Синев откланялся и ушел. Женщины обменялись многозначительным взором.

– Вот – что называется – сюрприз! – сказала Ратисова.

Людмила Александровна молчала.

– Мне не нравится, что ты взволновалась, – продолжала Олимпиада Алексеевна. – Неужели из тебя еще не выветрилась наша старина? Ведь восемнадцать лет, Людмила! Воды-то, воды что утекло!.. Веришь ли: что касается до меня, – я точно все то время во сне видела. И вот тебе крест: ведь предо мною он больше виноват, чем пред тобою… А между тем смотрю я на него и – ничего: нет во мне ни злобы, ни обиды… Все равно – как будто никогда и не знавала его: чужой человек… А на тебе лица нет. Неужели ты до сих пор помнишь и не простила?

Людмила Александровна сосредоточенно посмотрела в партер.

– Не то! – задумчиво возразила она. – А просто неожиданность. Я никогда не вспоминала этой проклятой старины и думала, что уже и вспоминать ее не придется… И вот, когда я совсем о ней позабыла, она тут как тут, нечаянная, негаданная… ужасно неприятно! Ты знаешь, я немножко верю предчувствиям: встреча эта не к добру.

– Вот глупости!.. Знаешь, Милочка, – начала Ратисова после продолжительного молчания, – я сегодня в первый раз перестала раскаиваться, что из-за меня когда-то расстроилась твоя свадьба с Ревизановым… Если хоть десятая доля того, что рассказывал Петька, правда, – хорош он гусь, нечего сказать… Да и тогда-то, в нашей-то суматохе, красиво вел себя мальчик, нечего сказать: хоть удавить, и то, пожалуй, не жалко. Хотя ты и злилась на меня в то время, зачем я стала между вами, а по-настоящему-то рассуждая, ты должна меня записать за то в поминание – о здравии рабы Божией Олимпиады.
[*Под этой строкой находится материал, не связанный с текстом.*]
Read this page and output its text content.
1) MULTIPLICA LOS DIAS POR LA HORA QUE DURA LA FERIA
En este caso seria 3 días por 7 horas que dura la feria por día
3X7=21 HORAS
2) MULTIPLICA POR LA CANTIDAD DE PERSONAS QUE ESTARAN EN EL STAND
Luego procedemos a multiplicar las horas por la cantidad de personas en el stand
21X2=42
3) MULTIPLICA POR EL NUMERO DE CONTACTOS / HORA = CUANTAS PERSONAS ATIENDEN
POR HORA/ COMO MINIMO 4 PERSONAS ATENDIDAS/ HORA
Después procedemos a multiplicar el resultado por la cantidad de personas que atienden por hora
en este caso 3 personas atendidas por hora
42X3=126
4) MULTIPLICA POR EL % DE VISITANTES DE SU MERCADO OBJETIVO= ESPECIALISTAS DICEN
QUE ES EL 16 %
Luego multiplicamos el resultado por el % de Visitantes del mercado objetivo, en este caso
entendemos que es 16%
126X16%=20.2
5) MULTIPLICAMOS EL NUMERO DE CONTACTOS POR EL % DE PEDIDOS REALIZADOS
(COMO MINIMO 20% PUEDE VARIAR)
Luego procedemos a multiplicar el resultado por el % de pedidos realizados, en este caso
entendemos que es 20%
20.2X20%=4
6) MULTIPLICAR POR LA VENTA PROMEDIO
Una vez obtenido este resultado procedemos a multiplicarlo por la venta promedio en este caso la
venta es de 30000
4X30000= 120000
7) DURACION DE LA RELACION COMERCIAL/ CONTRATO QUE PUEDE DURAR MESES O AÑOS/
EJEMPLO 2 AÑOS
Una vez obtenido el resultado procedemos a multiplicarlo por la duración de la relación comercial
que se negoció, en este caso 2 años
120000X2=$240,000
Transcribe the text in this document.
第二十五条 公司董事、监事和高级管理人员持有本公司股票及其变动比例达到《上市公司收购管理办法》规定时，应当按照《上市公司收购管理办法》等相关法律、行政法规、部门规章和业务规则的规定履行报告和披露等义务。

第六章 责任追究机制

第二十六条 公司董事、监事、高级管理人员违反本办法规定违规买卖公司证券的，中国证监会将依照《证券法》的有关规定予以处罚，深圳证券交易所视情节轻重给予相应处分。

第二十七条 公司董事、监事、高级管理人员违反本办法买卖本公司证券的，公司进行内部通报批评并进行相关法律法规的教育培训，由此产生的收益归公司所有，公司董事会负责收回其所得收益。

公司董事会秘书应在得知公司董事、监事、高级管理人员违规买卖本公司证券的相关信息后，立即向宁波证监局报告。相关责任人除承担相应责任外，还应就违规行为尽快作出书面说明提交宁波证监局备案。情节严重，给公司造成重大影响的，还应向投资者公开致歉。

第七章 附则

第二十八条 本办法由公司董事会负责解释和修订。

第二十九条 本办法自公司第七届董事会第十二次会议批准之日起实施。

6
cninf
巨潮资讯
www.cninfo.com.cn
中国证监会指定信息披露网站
Не вскружи я тогда Андрею Яковлевичу голову, быть бы тебе за ним.

– Ах, да перестань же наконец, Липа! – почти прикрикнула Людмила Александровна. – Неужели так весело вспоминать, что когда-то мы были глупы и не имели никакого уважения к самим себе?

– Ну, ну, не злись: я ведь так только – для разговора…

Но, обводя биноклем публику, сбиравшуюся в партер после антракта, Олимпиада Алексеевна не утерпела и снова направила стекла на Ревизанова.

– А надо отдать ему справедливость, – вздохнула она, – до сих пор молодец… Даже как будто стал красивее, чем в молодости… А манеры-то, манеры!.. Всегда был джентльмен, но теперь – просто принц Уэльский!

В устах Олимпиады Алексеевны это была высшая похвала мужчине. Как-то раз, не то в Биаррице, не то в Монте-Карло, ей удалось быть представленною «первому джентльмену Европы», и принц навсегда покорил ее воображение до обожания – почти суеверного…

Дверь ложи скрипнула; вошли, возвращаясь из «курилки», мужья обеих дам.

– Представь, Милочка, кого я сейчас встретил, – радостно заговорил Степан Ильич, подсаживаясь к жене, – Ревизанова, Андрея Яковлевича… Вот уж сто лет, сто зим!.. Хоть он теперь и туз из тузов – рукою его не достанешь! – а все такой же милый, как был. Очень сожалел, что мы встретились лишь в последнем антракте и он уже не может зайти к нам в ложу поздороваться с тобою и с вами, Олимпиада Алексеевна… Я зазвал его к нам обедать – в воскресенье… Обещал непременно.

На лице Людмилы Александровны легла тень сильного неудовольствия.

Олимпиада Алексеевна, комически вздохнув, прошептала:

– Fatalit?![6 - Судьба! (фр.).]

Запел Мазини.

IV

Ратисовы довезли Людмилу Александровну из театра домой в своей карете. Степану Ильичу надо было заехать в Купеческий клуб, где его ждал какой-то одесский коммерсант с партией пикета и деловым разговором между партией. Сменив вечерний туалет на блузу, Верховская прошла по дому хозяйским дозором. Дети уже спали. Людмила Александровна заглянула к ним в комнаты и перекрестила их, сонных, в постели. В столовой был накрытый холодный ужин, но Людмила Александровна приказала снимать со стола: она не хотела есть.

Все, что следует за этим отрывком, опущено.